We have amended the manuscript to acknowledge that rapid development is occurring across the whole brain in the preterm period (Results and Discussion, second paragraph), have clarified that our results may reflect the different developmental trajectories of specific brain areas (Results and Discussion, sixth paragraph) and added the references about specific insular vulnerability (Results and Discussion, third paragraph).

As the scanner is a noisy environment, could the localisation of these sources be related to auditory sensory effects?

MRI scanners are indeed a noisy environment, although 3 levels of sound protection are provided for the infants (dental putty in the external auditory meatus, ear muffs, vacuum cushion around the head). Moreover, the factors that cause the noise (the helium pump cooling system, gradient coil vibration and other hardware aspects) are ongoing, regular and most importantly, do not covary with the events of interest. Scanner noise will therefore not contribute to activity related to specific neural events occurring at intermittent and irregular times such as those identified in the current study (Moelker and Pattynama 2003).
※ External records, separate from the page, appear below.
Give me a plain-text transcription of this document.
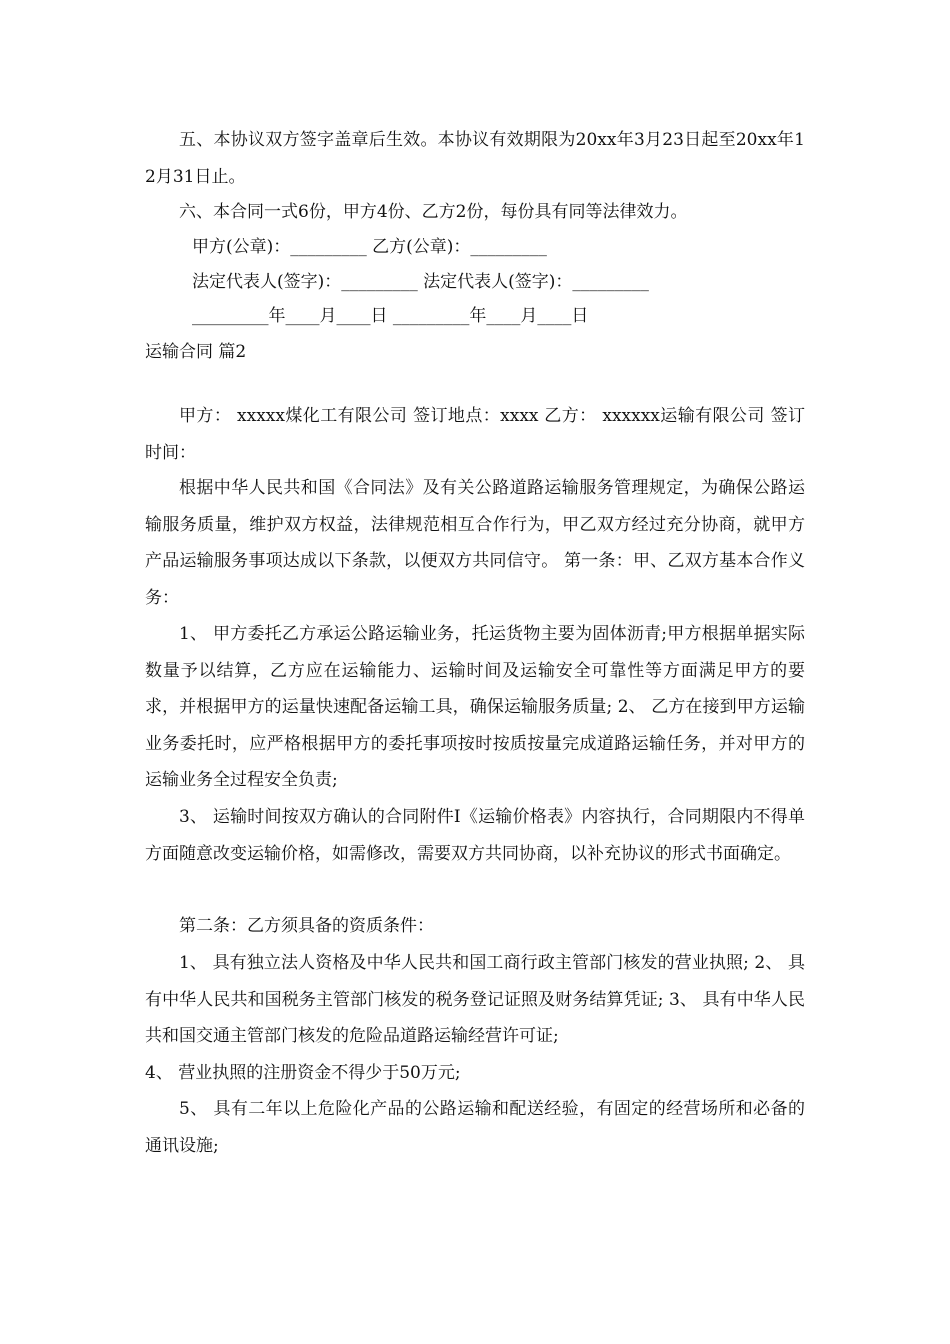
五、本协议双方签字盖章后生效。本协议有效期限为20xx年3月23日起至20xx年12月31日止。

六、本合同一式6份，甲方4份、乙方2份，每份具有同等法律效力。

甲方(公章)：_________ 乙方(公章)：_________

法定代表人(签字)：_________ 法定代表人(签字)：_________

_________年____月____日 _________年____月____日

运输合同 篇2

甲方： xxxxx煤化工有限公司 签订地点：xxxx 乙方： xxxxxx运输有限公司 签订时间：

根据中华人民共和国《合同法》及有关公路道路运输服务管理规定，为确保公路运输服务质量，维护双方权益，法律规范相互合作行为，甲乙双方经过充分协商，就甲方产品运输服务事项达成以下条款，以便双方共同信守。 第一条：甲、乙双方基本合作义务：

1、 甲方委托乙方承运公路运输业务，托运货物主要为固体沥青;甲方根据单据实际数量予以结算，乙方应在运输能力、运输时间及运输安全可靠性等方面满足甲方的要求，并根据甲方的运量快速配备运输工具，确保运输服务质量; 2、 乙方在接到甲方运输业务委托时，应严格根据甲方的委托事项按时按质按量完成道路运输任务，并对甲方的运输业务全过程安全负责;

3、 运输时间按双方确认的合同附件I《运输价格表》内容执行，合同期限内不得单方面随意改变运输价格，如需修改，需要双方共同协商，以补充协议的形式书面确定。

第二条：乙方须具备的资质条件：

1、 具有独立法人资格及中华人民共和国工商行政主管部门核发的营业执照; 2、 具有中华人民共和国税务主管部门核发的税务登记证照及财务结算凭证; 3、 具有中华人民共和国交通主管部门核发的危险品道路运输经营许可证;

4、 营业执照的注册资金不得少于50万元;

5、 具有二年以上危险化产品的公路运输和配送经验，有固定的经营场所和必备的通讯设施;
We can be further certain that the patterns of activity identified in our study are not related to the scanner noise, as functional responses to experimental auditory stimuli in preterm infants have been localised to the superior temporal gyrus and not the insula with a number of different imaging modalities. These include: auditory evoked δ brushes measured with EEG at the mid-temporal and not posterior temporal electrodes (Chipaux, Colonnese et al. 2013), hemodynamic responses over the temporal regions measured with Near Infrared Spectroscopy (NIRS) (Zaramella, Freato et al. 2001, Mahmoudzadeh, Dehaene-Lambertz et al. 2013) and bilateral BOLD responses in the superior temporal lobes measured with fMRI (Baldoli, Scola et al. 2015).
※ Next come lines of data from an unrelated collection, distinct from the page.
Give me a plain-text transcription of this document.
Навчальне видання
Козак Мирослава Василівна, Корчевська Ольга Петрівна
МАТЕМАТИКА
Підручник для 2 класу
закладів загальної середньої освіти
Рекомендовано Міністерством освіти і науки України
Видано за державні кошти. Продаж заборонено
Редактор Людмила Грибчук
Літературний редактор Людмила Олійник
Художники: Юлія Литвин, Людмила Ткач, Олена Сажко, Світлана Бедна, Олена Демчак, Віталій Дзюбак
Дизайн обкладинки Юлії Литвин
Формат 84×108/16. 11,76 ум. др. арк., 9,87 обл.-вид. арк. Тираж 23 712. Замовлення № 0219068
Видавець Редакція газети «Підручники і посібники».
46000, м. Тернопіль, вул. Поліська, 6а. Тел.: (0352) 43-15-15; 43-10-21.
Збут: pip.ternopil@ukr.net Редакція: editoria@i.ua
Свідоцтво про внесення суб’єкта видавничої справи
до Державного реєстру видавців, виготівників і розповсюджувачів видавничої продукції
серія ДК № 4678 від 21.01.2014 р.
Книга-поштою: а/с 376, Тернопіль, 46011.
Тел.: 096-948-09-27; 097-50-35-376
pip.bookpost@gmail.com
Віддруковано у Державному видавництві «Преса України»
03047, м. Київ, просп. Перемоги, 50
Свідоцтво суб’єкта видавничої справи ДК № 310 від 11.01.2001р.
In terms of their methods there needs to be a greater detail on the fMRI processing pipeline. For example, it is unusual to use the basic default options in FEAT and particularly with preterm brains. There needs to be more discussion and detail on the motion correction, as this is a big issue with infant scanning. Basically, a lot more detail on the methods is needed.

The reviewer is correct in their assertion that the analysis of neonatal fMRI data needs careful adaptation and we apologize if there was insufficient detail about the processing methods in the manuscript. We are grateful for the opportunity to provide more technical details on our fMRI processing pipeline which has already been successfully applied with neonatal subjects (including preterm infants) to localize somatosensory responses (Arichi, Moraux et al. 2010, Arichi, Fagiolo et al. 2012, Allievi, Arichi et al. 2016), olfactory responses (Arichi, Gordon-Williams et al. 2013), and following brain injury (Arichi, Counsell et al. 2014).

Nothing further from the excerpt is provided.